Opinion | Columnists
Age of the email chain-smokers
The problem is, the more emails we send, the more we receive. So the empty inbox is a phantom, an impossibility and the attempt to achieve it the ultimate Sisyphean task
Once upon a time, elevator rides were silent. The bathroom was for using the bathroom. Dinnertime was about sharing a meal with friends or family and mornings were about waking up. Most radically, home was simply home. Work may have been on our minds, but it wasn't in our hands (or pockets).
But now, thanks to the BlackBerry (and the iPhone, and the Treo and all the other hand-held email devices), we are always connected.

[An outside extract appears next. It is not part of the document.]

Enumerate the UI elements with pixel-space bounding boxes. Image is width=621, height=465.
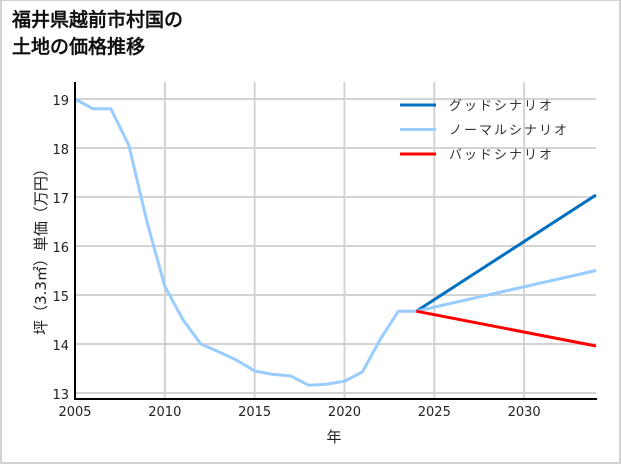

The modern BlackBerry, which dates to 2002 (a two-way pager by the same name came to market in 1999), has evolved into something sleek and handy and almost discreet. Using it is like taking an electronic cigarette break. The problem is, we're all email chain-smokers now. Anytime a moment opens up, we fill it with email.
The BlackBerry starts by infiltrating your morning. Then emailing replaces reading on your commute. Next you have it under the table at meetings; surely no one notices your thumbs clicking. Finally, it winds up at your bedside.
Enabled by an umbilical attachment to the hand-held, the average office worker sent and received 100 emails a day in 2009 almost as many telegrams a high-output operator sent in Western Union's heyday.
But those operators simply passed messages along. We're supposed to think and respond and sort as well. How are we doing? Not very well, considering how many of us spend our mornings and nights and weekends replying to emails to get to the bottom of our inbox.
The problem is, the more emails we send, the more we receive. So the empty inbox is a phantom, an impossibility and the attempt to achieve it the ultimate Sisyphean task. How many of the emails are essential? How many could be replaced by a simple phone call? We'll never know: As of last February, 50 million BlackBerrys had been sold. Pretty soon, these devices will be as common as car keys and as they expand to include ereader technology, they will also become our virtual bookshelves, our day planners, our newspapers, our maps and our shopping malls.
Barring a full-fledged revolt, our electronic fidget is here to stay. It almost makes one nostalgic for a long, awkward elevator ride.
John Freeman is the editor of Granta magazine and the author of The Tyranny of E-mail: The Four-Thousand-Year Journey to Your Inbox.